United States involvement in the Vietnam War began in 1950 when the U. S. began to support the French Army in South Vietnam. This involvement continued to escalate throughout the 1950's and into the early 1960's. On August 4, 1964 the Gulf of Tonkin incident occurred in which American Naval Vessels in South Vietnamese waters were fired upon by North Vietnam. On August 5, 1964 President Johnson requested a resolution expressing the determination of the United Sates in supporting freedom and in protecting peace in southeast Asia. On August 7, 1964, in response to the presidential request, Congress authorized President Johnson to take all necessary measures to repel any attack and to prevent aggression against the U. S. in Southeast Asia. The selective bombing of North Vietnam began immediately in response to this resolution. In March of the following year U. S. troops began to arrive.
Although the Gulf of Tonkin resolution specifically stated that we had no military, political, or territorial ambitions in Southeast Asia, the interests of Americans were the exact opposite. The political involvement in Vietnam was about much more than just promised aid to a weak country in order to prevent the spread of communism.

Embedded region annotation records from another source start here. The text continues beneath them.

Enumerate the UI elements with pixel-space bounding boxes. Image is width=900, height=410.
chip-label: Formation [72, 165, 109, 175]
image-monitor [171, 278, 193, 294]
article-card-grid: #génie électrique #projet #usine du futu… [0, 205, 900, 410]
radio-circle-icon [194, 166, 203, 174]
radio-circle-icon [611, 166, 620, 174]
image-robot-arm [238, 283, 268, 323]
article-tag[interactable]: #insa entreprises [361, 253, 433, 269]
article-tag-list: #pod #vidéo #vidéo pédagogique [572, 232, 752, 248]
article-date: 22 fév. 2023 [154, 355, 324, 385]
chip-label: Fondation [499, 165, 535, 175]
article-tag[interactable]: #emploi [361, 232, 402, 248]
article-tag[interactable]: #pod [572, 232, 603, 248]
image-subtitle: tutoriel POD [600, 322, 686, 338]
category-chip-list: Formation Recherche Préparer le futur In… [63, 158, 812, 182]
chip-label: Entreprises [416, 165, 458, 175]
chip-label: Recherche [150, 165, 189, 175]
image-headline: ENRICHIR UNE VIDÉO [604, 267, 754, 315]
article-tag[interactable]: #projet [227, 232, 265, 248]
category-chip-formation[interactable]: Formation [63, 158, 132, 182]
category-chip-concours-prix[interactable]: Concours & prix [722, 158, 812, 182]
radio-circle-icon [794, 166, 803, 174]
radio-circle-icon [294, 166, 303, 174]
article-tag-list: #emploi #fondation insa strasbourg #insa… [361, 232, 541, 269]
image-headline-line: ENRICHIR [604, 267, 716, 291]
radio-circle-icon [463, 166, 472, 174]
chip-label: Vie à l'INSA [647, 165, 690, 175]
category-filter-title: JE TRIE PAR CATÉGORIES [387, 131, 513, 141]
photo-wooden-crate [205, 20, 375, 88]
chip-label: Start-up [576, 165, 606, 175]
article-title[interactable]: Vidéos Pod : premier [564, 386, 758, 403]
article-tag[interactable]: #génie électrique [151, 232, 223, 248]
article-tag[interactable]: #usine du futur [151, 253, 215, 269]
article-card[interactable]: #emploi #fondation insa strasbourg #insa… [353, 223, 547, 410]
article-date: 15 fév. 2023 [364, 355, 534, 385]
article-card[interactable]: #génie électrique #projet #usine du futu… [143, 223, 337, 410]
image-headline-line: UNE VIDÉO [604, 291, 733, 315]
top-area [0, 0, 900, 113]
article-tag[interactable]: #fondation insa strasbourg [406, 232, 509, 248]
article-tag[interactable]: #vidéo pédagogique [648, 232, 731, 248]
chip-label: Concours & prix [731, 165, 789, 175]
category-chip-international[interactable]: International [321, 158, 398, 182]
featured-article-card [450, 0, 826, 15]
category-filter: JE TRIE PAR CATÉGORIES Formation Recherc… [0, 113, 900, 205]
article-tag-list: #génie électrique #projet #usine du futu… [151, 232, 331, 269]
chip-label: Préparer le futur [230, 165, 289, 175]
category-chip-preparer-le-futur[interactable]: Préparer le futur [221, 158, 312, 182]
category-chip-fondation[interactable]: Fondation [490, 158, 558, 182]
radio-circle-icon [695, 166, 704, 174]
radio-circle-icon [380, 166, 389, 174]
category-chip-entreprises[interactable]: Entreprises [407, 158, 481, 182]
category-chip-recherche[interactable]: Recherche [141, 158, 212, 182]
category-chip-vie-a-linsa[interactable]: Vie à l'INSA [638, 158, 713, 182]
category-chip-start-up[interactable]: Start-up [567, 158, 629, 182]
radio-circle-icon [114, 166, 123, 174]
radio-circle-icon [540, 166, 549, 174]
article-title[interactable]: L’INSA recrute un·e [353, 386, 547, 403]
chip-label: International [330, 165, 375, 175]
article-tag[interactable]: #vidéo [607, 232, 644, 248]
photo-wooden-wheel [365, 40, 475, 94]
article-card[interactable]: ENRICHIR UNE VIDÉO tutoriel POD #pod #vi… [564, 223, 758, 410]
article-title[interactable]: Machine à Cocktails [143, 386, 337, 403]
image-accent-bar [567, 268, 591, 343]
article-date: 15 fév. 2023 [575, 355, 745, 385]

It was about money. After all, wars require equipment, guns, tools and machinery. Most of which was produced in the United States. It was about proving America's commitment to stop communism. Or rather to confine communism in its present boundaries, but most of all it was about politics. The presidential political involvement in Vietnam had little to do with Vietnam at all. It was about China for Eisenhower, about Russia for Kennedy, about Washington D.C. for Johnson, and about himself for Nixon. The last two of which were the major users of U.S. troops.
The military involvement in Vietnam is directly related to the political management of the military throughout the war. The military controlled by the politicians. The micro management of the military by the White House for political gain is the primary reason for both the length and cost, both monetary and human, of the Vietnam War. One of the largest problems was the lack of a clear objective in the war and the
support to accomplish it. The politicians controlled the war in Vietnam. It was to be a limited war. The military was never allowed to fight the war how they thought that they needed to in order to win it.
To conclude on the Vietnam War, the political management of the war made it unwinnable. The military was at the mercy of politicians who knew very little about what needed to be done militarily in order to win the war. There is an enormous difference between political judgment and military judgment. This difference is the primary reason for the outcome of the Vietnam War.